JacksonLambsEatIvy · 14/02/2024 11:29

@KreedKafer Thing is, you might be thinking things are fine. But if a partner wants you to discuss the future of the relationship and go to counselling, things are very much not fine. And refusing to talk about it won’t change that.

JacksonLambsEatIvy · 14/02/2024 11:33

ThePerfectDog · 14/02/2024 11:06

This is terrible advice, there’s a huge difference between bringing something up organically on a short journey and trapping someone in a car on a long journey so that they’re forced to talk about something they clearly don’t want to talk about

It’s also just not true that turning everything into ‘I statements’ solves anything.
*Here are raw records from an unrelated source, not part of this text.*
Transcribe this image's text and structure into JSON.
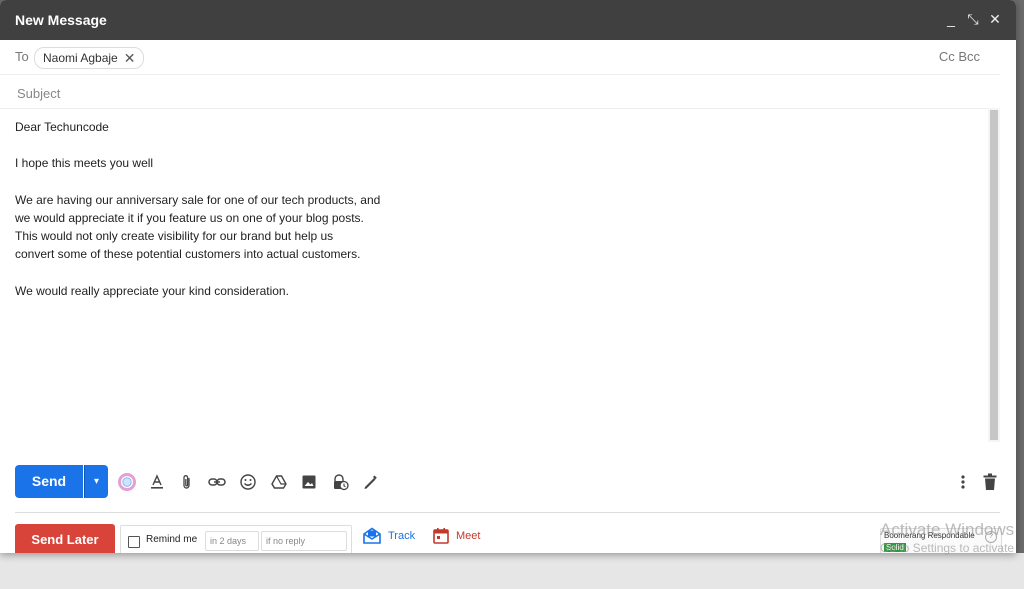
{
  "window": {
    "title": "New Message",
    "controls": {
      "minimize": "_",
      "expand": "⤡",
      "close": "✕"
    }
  },
  "recipients": {
    "label": "To",
    "chips": [
      {
        "name": "Naomi Agbaje",
        "remove_icon": "✕"
      }
    ],
    "cc_bcc": "Cc Bcc"
  },
  "subject": {
    "placeholder": "Subject",
    "value": ""
  },
  "body": {
    "text": "Dear Techuncode\n\nI hope this meets you well\n\nWe are having our anniversary sale for one of our tech products, and\nwe would appreciate it if you feature us on one of your blog posts.\nThis would not only create visibility for our brand but help us\nconvert some of these potential customers into actual customers.\n\nWe would really appreciate your kind consideration."
  },
  "toolbar": {
    "send_label": "Send",
    "send_options_icon": "▾",
    "icons": [
      "color-palette-icon",
      "format-text-icon",
      "attach-icon",
      "link-icon",
      "emoji-icon",
      "drive-icon",
      "image-icon",
      "lock-clock-icon",
      "signature-icon",
      "more-options-icon",
      "trash-icon"
    ]
  },
  "bottom": {
    "send_later_label": "Send Later",
    "remind_label": "Remind me",
    "remind_days_placeholder": "in 2 days",
    "remind_condition_placeholder": "if no reply",
    "track_label": "Track",
    "meet_label": "Meet",
    "boomerang_title": "Boomerang Respondable",
    "boomerang_status": "Solid",
    "boomerang_help": "?"
  },
  "watermark": {
    "line1": "Activate Windows",
    "line2": "Go to Settings to activate"
  },
  "colors": {
    "titlebar": "#404040",
    "send": "#1a73e8",
    "send_later": "#d9443a",
    "track": "#1a73e8",
    "meet": "#c0392b",
    "boomerang_status": "#2e9a3a"
  }
}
‘When you do X, I feel Y’ is not the non-confrontational way forward online advice likes to pretend it is. There’s subtext. And both of you know it. No amount of weird framing everything as I statements dressage changes the fact that it’s a complaint about the other’s behaviour.

And it does invite a ‘well that’s a you problem’ response.

Merryoldgoat · 14/02/2024 11:36

Why are you flogging this dead horse?

He actively tried cheating on you and instead of you kicking him out you basically begged him to stay.

You need to work on your self esteem.

theothersideofmidnight · 14/02/2024 12:05

Trying to force a conversation when the other party can't escape might end very badly for you. I wouldn't recommend you do it unless you want to have your journey carried out in angry silence, your trip ruined, or your ass dumped at the next service station.